Bottom Line: MHV68 infection was correlated with multimodal immune deviation, which included increased secretion of CXCL9 and CXCL10, and with the expansion of a CD8(dim) T cell population.In the setting of MHV68 latency, recipients demonstrated accelerated costimulation blockade-resistant rejection of skin allografts compared to non-infected animals (MST 13.5 d in infected animals vs 22 d in non-infected animals, p<.0001).While in the non-infected cohort, either CTLA-4-Ig or anti-CD154 alone could effectively pair with adhesion blockade to prolong allograft acceptance, in infected animals, the prolonged acceptance of skin grafts could only be recapitulated when anti-LFA-1 and anti-VLA-4 antibodies were combined with anti-CD154 (without CTLA-4-Ig, MST>100 d).

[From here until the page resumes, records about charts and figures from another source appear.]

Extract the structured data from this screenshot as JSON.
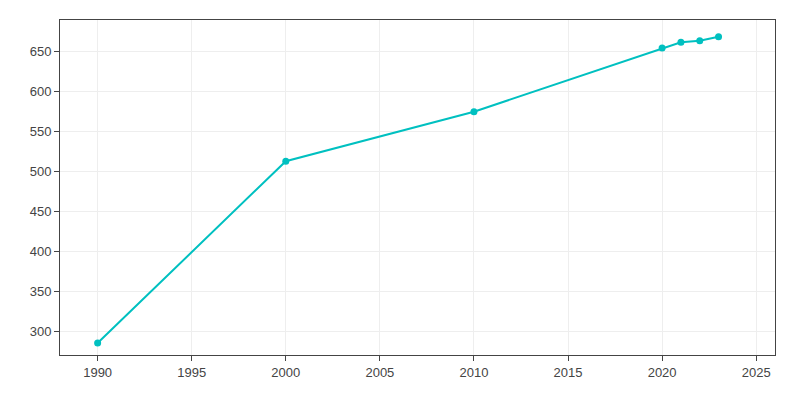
{
  "chart_data": {
    "type": "line",
    "x": [
      1990,
      2000,
      2010,
      2020,
      2021,
      2022,
      2023
    ],
    "values": [
      285,
      513,
      575,
      655,
      662,
      664,
      669
    ],
    "color": "#00C0C0",
    "marker": "circle",
    "line_style": "solid",
    "xlim": [
      1988,
      2026
    ],
    "ylim": [
      270,
      690
    ],
    "xticks": [
      1990,
      1995,
      2000,
      2005,
      2010,
      2015,
      2020,
      2025
    ],
    "yticks": [
      300,
      350,
      400,
      450,
      500,
      550,
      600,
      650
    ],
    "grid": true
  }
}
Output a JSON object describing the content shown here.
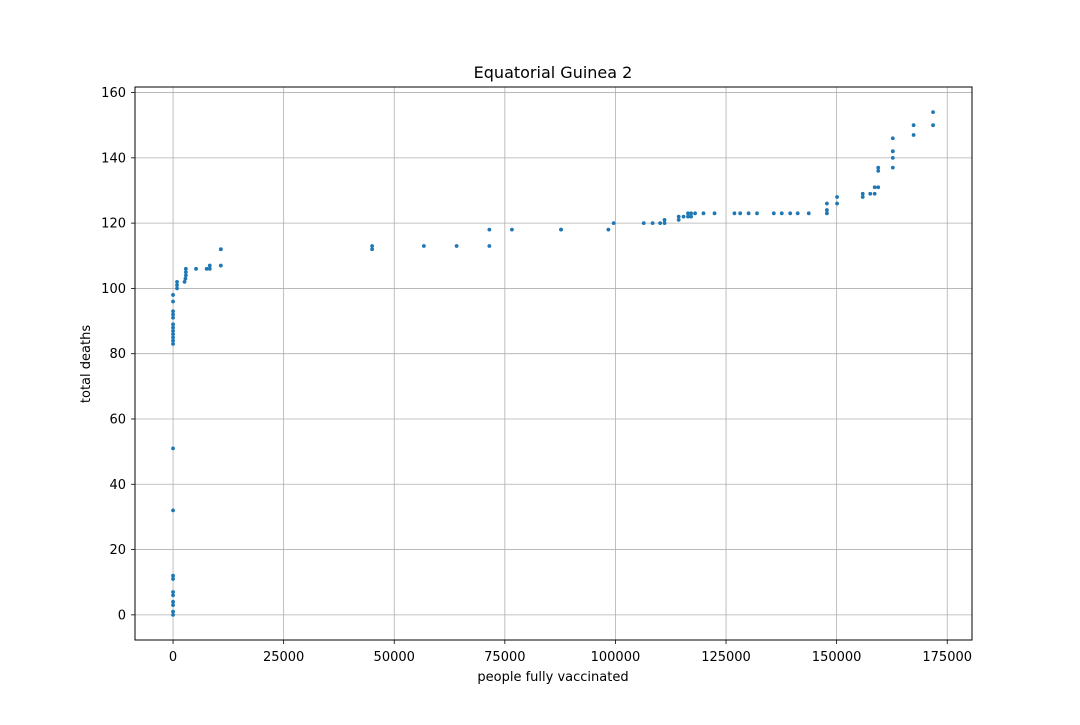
{
  "chart_data": {
    "type": "scatter",
    "title": "Equatorial Guinea 2",
    "xlabel": "people fully vaccinated",
    "ylabel": "total deaths",
    "xlim": [
      -8600,
      180600
    ],
    "ylim": [
      -7.7,
      161.7
    ],
    "xticks": [
      0,
      25000,
      50000,
      75000,
      100000,
      125000,
      150000,
      175000
    ],
    "xtick_labels": [
      "0",
      "25000",
      "50000",
      "75000",
      "100000",
      "125000",
      "150000",
      "175000"
    ],
    "yticks": [
      0,
      20,
      40,
      60,
      80,
      100,
      120,
      140,
      160
    ],
    "ytick_labels": [
      "0",
      "20",
      "40",
      "60",
      "80",
      "100",
      "120",
      "140",
      "160"
    ],
    "grid": true,
    "marker_color": "#1f77b4",
    "series": [
      {
        "points": [
          [
            0,
            0
          ],
          [
            0,
            1
          ],
          [
            0,
            3
          ],
          [
            0,
            4
          ],
          [
            0,
            6
          ],
          [
            0,
            7
          ],
          [
            0,
            11
          ],
          [
            0,
            12
          ],
          [
            0,
            32
          ],
          [
            0,
            51
          ],
          [
            0,
            83
          ],
          [
            0,
            84
          ],
          [
            0,
            85
          ],
          [
            0,
            86
          ],
          [
            0,
            87
          ],
          [
            0,
            88
          ],
          [
            0,
            89
          ],
          [
            0,
            91
          ],
          [
            0,
            92
          ],
          [
            0,
            93
          ],
          [
            0,
            96
          ],
          [
            0,
            98
          ],
          [
            900,
            100
          ],
          [
            900,
            101
          ],
          [
            900,
            102
          ],
          [
            2600,
            102
          ],
          [
            2800,
            103
          ],
          [
            2900,
            104
          ],
          [
            2900,
            105
          ],
          [
            2900,
            106
          ],
          [
            5200,
            106
          ],
          [
            7600,
            106
          ],
          [
            8300,
            106
          ],
          [
            8300,
            107
          ],
          [
            10800,
            112
          ],
          [
            10800,
            112
          ],
          [
            10800,
            107
          ],
          [
            45000,
            112
          ],
          [
            45000,
            113
          ],
          [
            56700,
            113
          ],
          [
            64100,
            113
          ],
          [
            71500,
            113
          ],
          [
            71500,
            118
          ],
          [
            76600,
            118
          ],
          [
            87700,
            118
          ],
          [
            87700,
            118
          ],
          [
            98400,
            118
          ],
          [
            99600,
            120
          ],
          [
            106400,
            120
          ],
          [
            108400,
            120
          ],
          [
            110100,
            120
          ],
          [
            111100,
            120
          ],
          [
            111100,
            121
          ],
          [
            114300,
            121
          ],
          [
            114300,
            122
          ],
          [
            115400,
            122
          ],
          [
            116400,
            122
          ],
          [
            116400,
            123
          ],
          [
            117100,
            122
          ],
          [
            117100,
            123
          ],
          [
            118000,
            123
          ],
          [
            119900,
            123
          ],
          [
            122400,
            123
          ],
          [
            126900,
            123
          ],
          [
            128200,
            123
          ],
          [
            130100,
            123
          ],
          [
            132000,
            123
          ],
          [
            135800,
            123
          ],
          [
            137600,
            123
          ],
          [
            139500,
            123
          ],
          [
            141200,
            123
          ],
          [
            143700,
            123
          ],
          [
            147800,
            123
          ],
          [
            147800,
            124
          ],
          [
            147800,
            126
          ],
          [
            150100,
            126
          ],
          [
            150100,
            128
          ],
          [
            155900,
            128
          ],
          [
            155900,
            129
          ],
          [
            157600,
            129
          ],
          [
            158600,
            129
          ],
          [
            158600,
            131
          ],
          [
            159400,
            131
          ],
          [
            159400,
            136
          ],
          [
            159400,
            137
          ],
          [
            162700,
            137
          ],
          [
            162700,
            140
          ],
          [
            162700,
            142
          ],
          [
            162700,
            142
          ],
          [
            162700,
            146
          ],
          [
            167400,
            147
          ],
          [
            167400,
            150
          ],
          [
            171800,
            150
          ],
          [
            171800,
            154
          ]
        ]
      }
    ]
  }
}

View Article: PubMed Central - PubMed

Affiliation: Emory Transplant Center, Emory University School of Medicine, Atlanta, Georgia, United States of America.

ABSTRACT
The mechanisms underlying latent-virus-mediated heterologous immunity, and subsequent transplant rejection, especially in the setting of T cell costimulation blockade, remain undetermined. To address this, we have utilized MHV68 to develop a rodent model of latent virus-induced heterologous alloimmunity. MHV68 infection was correlated with multimodal immune deviation, which included increased secretion of CXCL9 and CXCL10, and with the expansion of a CD8(dim) T cell population. CD8(dim) T cells exhibited decreased expression of multiple costimulation molecules and increased expression of two adhesion molecules, LFA-1 and VLA-4. In the setting of MHV68 latency, recipients demonstrated accelerated costimulation blockade-resistant rejection of skin allografts compared to non-infected animals (MST 13.5 d in infected animals vs 22 d in non-infected animals, p<.0001). In contrast, the duration of graft acceptance was equivalent between non-infected and infected animals when treated with combined anti-LFA-1/anti-VLA-4 adhesion blockade (MST 24 d for non-infected and 27 d for infected, p = n.s.). The combination of CTLA-4-Ig/anti-CD154-based costimulation blockade+anti-LFA-1/anti-VLA-4-based adhesion blockade led to prolonged graft acceptance in both non-infected and infected cohorts (MST>100 d for both, p<.0001 versus costimulation blockade for either). While in the non-infected cohort, either CTLA-4-Ig or anti-CD154 alone could effectively pair with adhesion blockade to prolong allograft acceptance, in infected animals, the prolonged acceptance of skin grafts could only be recapitulated when anti-LFA-1 and anti-VLA-4 antibodies were combined with anti-CD154 (without CTLA-4-Ig, MST>100 d). Graft acceptance was significantly impaired when CTLA-4-Ig alone (no anti-CD154) was combined with adhesion blockade (MST 41 d). These results suggest that in the setting of MHV68 infection, synergy occurs predominantly between adhesion pathways and CD154-based costimulation, and that combined targeting of both pathways may be required to overcome the increased risk of rejection that occurs in the setting of latent-virus-mediated immune deviation.